Alternative packages of interest might include the
strucchange package with the
breakpoints() function. It also requires ordering the observations beforehand. It can give you confidence intervals for the changepoints, though.
Furthermore, there is the
maxstat_test() function in the
coin package that uses a nonparametric approach. It has the advantage that both response and gradient can be supplied, e.g.,
maxstat_test(abundance ~ temperature, ...).

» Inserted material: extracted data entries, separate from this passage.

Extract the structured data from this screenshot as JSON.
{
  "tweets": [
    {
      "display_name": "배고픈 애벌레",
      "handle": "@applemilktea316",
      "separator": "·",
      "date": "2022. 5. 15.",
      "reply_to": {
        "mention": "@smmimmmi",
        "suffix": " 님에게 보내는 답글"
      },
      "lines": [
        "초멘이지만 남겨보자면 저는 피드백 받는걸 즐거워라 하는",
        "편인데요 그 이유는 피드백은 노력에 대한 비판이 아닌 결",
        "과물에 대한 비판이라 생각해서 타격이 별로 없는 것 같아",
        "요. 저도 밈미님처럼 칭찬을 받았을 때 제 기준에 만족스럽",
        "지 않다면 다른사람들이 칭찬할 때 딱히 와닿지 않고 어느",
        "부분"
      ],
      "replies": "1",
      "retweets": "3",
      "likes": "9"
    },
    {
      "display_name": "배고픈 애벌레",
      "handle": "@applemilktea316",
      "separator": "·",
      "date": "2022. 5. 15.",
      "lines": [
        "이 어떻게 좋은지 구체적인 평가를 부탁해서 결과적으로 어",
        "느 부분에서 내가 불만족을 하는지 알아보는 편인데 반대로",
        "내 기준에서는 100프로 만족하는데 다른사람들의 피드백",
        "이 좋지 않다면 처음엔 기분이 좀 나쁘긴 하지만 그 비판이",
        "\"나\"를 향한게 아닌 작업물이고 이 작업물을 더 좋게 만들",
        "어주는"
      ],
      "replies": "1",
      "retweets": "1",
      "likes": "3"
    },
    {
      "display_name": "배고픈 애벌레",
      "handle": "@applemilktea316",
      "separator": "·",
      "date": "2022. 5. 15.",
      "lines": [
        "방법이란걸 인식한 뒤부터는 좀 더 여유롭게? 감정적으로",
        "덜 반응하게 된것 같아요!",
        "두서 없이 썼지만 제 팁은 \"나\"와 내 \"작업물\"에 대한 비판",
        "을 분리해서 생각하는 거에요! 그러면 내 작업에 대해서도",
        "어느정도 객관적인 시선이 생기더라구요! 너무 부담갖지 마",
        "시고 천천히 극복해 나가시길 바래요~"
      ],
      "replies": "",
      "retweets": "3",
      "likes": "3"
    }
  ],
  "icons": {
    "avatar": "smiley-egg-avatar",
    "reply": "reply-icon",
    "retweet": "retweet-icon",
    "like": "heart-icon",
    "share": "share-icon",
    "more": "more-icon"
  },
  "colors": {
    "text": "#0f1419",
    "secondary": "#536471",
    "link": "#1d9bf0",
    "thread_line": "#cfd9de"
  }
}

Finally, it may be of interest to find such thresholds not only with respect to a single variable but with respect to several factors. Then recursive partitioning (say via
ctree() from the
partykit package) may be of interest. A worked example for tree pipit abundance is in Section 6.1 of
vignette("ctree", package = "partykit").
In addition to the previous nice answers (+1 to both), I'd like to offer the following insights:
Consider using entropy-based approaches, methods and measures for change point analysis. Check my related answer for some ideas (it focuses on time series, but I see no reasons for why the same approach cannot be applied to some other domains).
Consider using Early Warning Signals (EWS) Toolbox and corresponding
earlywarnings. The toolbox (methods and software) includes, in addition to time series analysis, spacial data analysis, which AFAIK is a significant part of environmental data analysis (i.e., see EWS site's menus Spacial Indicators and Case Studies).